Revised March 2019
Opioid-Related Overdose Deaths
In 2017, there were 456 drug overdose deaths involving opioids in Utah—a rate1 of 15.5 deaths per 100,000 persons, compared to the national rate of 14.6 deaths per 100,000 persons. Prescription opioids are the main driver of overdose deaths with nearly 70 percent of deaths in 2017 involving these drugs. The greatest increase, however, occurred among heroin-involved overdose deaths, from 55 deaths in 2010 to 147 deaths in 2017. In the same 7-year period, deaths involving synthetic opioids other than methadone (predominantly fentanyl) doubled from 50 to 92 cases (Figure 1)
Opioid Pain Reliever Prescriptions
In 2017, Utah providers wrote 63.8 opioid prescriptions for every 100 persons (Figure 2) compared to the average U.S. rate of 58.7 prescriptions (CDC). This represents a 30 percent decline from a peak in 2008 of 91.3 opioid prescriptions for every 100 persons.
The age adjusted rate of overdose deaths involving opioid prescriptions is also trending down with 10.8 deaths per 100,000 persons in 2017 compared to 14.6 deaths per 100,000 in 2014 (Figure 2).
Neonatal Abstinence Syndrome (NAS)
NAS or neonatal opioid withdrawal syndrome (NOWS) may occur when a pregnant woman uses drugs such as opioids during pregnancy. A recent national study revealed a fivefold increase in the incidence of NAS/NOWS between 2004 and 2014, from 1.5 cases per 1,000 hospital births to 8.0 cases per 1,000 hospital births. This is the equivalent of one baby born with symptoms of NAS/NOWS every 15 minutes in the United States. During the same period, hospital costs for NAS/NOWS births increased from $91 million to $563 million, after adjusting for inflation (Figure 3).
To date, there is no standard in NAS/NOWS provider and hospital coding practices (CDC). As a result, there is variability in trends and in the rates reported by states. The most recent data on the rate of babies born with NAS/NOWS in Utah is from 2014 and is based on state inpatient databases. From 2008 to 2014, the rate of NAS/NOWS more than doubled from 2.2 cases per 1,000 hospital births to 5.4 cases per 1,000 hospital births (Healthcare Cost and Utilization Project).
HIV Prevalence and HIV Diagnoses Attributed to Injection Drug Use (IDU)
- U.S. Incidence: In 2016, 9 percent (3,480) of the 39,589 new diagnoses of HIV in the United States were attributed to IDU. Among males, 6.3 percent (2,530) of new cases were transmitted via IDU or male-to-male contact and IDU. Among females, 2.3 percent (950) were transmitted via IDU (CDC).
- U.S. Prevalence: In 2016, 991,447 Americans were living with a diagnosed HIV infection—a rate of 306.6 cases per 100,000 persons. Among males, 19.9 percent (150,4661) contracted HIV from IDU or male-to-male contact and IDU while 21 percent (50,154) of females were living with HIV attributed to IDU (CDC).
- State Incidence: Of the new HIV cases in 2016, 135 occurred in Utah. Among males, 15.8 percent of new HIV cases were attributed to male-to-male contact and IDU. Among females, 9.5 percent of new HIV cases were attributed to IDU (Figure 4) (AIDSVu).
- State Prevalence: In 2015, an estimated 2,702 persons were living with a diagnosed HIV infection in Utah—a rate of 116 cases per 100,000 persons. Of those, 23.4 percent of male cases were attributed to IDU or male-to-male contact and IDU. Among females, 27.7 percent were living with HIV attributed to IDU (AIDSVu).

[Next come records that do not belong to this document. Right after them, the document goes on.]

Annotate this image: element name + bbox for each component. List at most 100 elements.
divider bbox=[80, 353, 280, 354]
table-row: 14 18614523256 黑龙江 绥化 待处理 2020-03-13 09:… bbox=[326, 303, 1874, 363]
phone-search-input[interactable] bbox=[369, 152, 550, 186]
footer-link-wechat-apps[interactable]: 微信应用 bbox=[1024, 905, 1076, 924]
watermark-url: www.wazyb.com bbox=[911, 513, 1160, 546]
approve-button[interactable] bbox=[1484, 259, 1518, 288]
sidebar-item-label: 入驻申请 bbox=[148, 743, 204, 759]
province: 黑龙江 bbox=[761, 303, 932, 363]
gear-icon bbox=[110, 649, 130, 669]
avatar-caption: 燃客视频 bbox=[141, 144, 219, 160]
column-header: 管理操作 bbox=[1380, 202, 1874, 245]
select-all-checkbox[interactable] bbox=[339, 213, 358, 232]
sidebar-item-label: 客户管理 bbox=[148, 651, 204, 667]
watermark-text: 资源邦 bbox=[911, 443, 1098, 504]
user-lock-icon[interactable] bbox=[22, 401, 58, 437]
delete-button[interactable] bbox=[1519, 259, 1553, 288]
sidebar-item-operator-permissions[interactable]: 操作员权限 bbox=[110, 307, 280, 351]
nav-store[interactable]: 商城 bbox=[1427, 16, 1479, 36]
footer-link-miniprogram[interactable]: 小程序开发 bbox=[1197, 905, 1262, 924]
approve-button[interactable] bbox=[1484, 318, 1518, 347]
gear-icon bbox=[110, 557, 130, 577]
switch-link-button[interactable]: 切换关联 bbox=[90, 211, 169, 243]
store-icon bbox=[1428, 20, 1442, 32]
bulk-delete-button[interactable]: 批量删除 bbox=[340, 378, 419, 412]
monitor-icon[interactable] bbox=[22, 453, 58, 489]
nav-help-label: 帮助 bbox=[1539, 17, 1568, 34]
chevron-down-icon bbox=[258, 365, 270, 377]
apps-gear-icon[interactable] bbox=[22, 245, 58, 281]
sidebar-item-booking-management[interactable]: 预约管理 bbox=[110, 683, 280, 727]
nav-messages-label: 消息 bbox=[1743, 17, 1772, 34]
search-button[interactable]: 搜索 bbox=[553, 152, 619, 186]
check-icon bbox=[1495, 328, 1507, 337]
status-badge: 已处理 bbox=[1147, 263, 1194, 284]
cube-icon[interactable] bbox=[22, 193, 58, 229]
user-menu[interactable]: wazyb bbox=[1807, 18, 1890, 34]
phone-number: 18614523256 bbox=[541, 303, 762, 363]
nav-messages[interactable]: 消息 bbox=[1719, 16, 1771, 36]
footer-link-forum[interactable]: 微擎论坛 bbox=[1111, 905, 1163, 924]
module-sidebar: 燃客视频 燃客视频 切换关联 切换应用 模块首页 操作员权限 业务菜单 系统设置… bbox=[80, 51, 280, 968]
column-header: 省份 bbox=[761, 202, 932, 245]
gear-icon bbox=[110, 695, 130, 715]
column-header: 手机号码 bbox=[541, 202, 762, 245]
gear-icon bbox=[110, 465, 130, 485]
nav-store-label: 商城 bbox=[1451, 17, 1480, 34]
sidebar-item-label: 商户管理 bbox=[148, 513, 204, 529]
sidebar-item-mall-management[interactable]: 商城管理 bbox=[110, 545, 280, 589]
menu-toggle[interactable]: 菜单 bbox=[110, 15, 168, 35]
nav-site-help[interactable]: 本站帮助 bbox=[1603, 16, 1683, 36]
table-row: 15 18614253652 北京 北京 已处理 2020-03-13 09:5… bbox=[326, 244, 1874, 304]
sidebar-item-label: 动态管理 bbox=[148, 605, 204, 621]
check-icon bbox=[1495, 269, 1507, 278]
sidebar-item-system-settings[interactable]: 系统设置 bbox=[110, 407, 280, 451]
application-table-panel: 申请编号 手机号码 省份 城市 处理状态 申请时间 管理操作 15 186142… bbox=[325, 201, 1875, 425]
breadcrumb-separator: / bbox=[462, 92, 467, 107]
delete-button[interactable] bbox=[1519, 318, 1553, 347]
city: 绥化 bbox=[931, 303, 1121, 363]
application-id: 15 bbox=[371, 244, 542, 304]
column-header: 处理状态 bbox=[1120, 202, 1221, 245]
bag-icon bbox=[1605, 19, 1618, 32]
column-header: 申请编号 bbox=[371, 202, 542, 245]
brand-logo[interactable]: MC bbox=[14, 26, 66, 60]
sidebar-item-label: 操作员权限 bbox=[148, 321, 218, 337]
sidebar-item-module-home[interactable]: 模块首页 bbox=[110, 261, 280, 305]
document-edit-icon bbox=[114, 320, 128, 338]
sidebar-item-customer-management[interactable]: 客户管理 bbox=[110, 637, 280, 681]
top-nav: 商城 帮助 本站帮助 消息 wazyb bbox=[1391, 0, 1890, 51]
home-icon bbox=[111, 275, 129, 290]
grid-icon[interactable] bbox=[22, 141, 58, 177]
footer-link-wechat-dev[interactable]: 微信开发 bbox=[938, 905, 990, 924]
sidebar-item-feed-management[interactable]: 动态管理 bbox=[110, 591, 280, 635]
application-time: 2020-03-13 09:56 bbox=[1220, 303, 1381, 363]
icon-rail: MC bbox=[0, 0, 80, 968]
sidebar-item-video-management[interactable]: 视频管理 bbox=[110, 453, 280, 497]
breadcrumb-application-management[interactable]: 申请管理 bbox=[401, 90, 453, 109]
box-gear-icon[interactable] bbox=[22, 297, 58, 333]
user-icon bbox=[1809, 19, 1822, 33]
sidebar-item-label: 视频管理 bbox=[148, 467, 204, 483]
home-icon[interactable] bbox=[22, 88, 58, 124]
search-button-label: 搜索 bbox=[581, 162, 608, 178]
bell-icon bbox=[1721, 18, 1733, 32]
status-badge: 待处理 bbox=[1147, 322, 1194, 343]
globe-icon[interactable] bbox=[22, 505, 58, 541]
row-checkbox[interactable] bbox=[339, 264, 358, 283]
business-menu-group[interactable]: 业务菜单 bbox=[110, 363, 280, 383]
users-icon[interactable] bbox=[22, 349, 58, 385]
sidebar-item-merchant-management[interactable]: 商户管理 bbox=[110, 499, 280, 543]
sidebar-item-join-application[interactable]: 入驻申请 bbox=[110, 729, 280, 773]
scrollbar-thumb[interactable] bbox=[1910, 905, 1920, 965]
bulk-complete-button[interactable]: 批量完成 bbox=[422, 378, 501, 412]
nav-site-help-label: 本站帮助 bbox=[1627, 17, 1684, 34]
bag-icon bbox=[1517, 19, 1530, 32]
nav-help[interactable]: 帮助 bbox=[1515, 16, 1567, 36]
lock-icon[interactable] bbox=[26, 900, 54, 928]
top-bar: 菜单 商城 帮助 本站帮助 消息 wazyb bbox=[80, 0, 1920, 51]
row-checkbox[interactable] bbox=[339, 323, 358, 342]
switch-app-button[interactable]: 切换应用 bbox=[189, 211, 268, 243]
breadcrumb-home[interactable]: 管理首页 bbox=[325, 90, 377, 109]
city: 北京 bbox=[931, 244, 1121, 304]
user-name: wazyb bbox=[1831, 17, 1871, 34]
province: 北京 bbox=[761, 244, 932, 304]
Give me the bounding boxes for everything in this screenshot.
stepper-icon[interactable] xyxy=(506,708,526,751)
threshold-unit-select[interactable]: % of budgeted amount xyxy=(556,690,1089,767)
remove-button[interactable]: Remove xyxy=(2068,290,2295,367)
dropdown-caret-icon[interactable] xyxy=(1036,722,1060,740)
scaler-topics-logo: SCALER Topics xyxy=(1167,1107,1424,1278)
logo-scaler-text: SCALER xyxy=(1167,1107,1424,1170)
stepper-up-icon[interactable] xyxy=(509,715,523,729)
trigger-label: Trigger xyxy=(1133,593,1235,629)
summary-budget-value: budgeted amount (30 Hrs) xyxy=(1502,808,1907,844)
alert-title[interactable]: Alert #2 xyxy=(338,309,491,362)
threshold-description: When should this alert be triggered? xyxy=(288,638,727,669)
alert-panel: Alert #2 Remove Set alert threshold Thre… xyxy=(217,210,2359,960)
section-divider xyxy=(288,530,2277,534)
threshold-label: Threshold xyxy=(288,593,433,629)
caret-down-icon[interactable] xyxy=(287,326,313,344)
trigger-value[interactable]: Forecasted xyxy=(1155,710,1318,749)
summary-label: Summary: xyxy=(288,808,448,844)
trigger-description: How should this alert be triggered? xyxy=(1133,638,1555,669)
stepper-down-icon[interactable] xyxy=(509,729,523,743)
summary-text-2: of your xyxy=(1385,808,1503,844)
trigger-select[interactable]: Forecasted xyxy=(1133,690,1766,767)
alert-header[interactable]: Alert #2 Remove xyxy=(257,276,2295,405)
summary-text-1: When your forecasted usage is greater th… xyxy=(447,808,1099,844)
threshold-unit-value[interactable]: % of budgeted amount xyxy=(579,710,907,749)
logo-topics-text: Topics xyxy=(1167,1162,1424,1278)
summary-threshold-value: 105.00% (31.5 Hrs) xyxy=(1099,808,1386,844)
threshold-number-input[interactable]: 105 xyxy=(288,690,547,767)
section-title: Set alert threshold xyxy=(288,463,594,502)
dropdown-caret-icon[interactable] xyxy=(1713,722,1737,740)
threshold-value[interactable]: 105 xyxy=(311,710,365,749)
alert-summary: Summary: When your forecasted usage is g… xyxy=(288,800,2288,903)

Hepatitis C (HCV) Prevalence and HCV Diagnoses Attributed to Injection Drug Use2
- U.S. Incidence: In 2016, there were an estimated 41,200 new cases of acute HCV3 (CDC). Among case reports that contain information about IDU, 68.6 percent indicated use of injection drugs (CDC).
- U.S. Prevalence: An estimated 2.4 million Americans are living with HCV based on 2013-2016 annual averages (CDC).
- State Incidence: There were approximately 76 new cases of acute HCV (2.5 per 100,000 persons) reported in Utah in 2016 (CDC).
- State Prevalence: In Utah, there are an estimated 12,500 persons living with Hepatitis C (2013-2016 annual average), a rate of 610 cases per 100,000 persons (HepVu).
- Utah Department of Health, Prescription Drug Overdoses
- Centers for Disease Control and Prevention, Opioid Overdose
- Rates are age adjusted using the 2000 U.S. standard population. See CDC WONDER at https://wonder.cdc.gov/ for methods.
- Not all states collect or report data on the incidence or prevalence of Hepatitis C or on how Hepatitis C is transmitted. When available, the data will be included.
- Actual acute cases are estimated to be 13.9 times the number of reported cases in any year.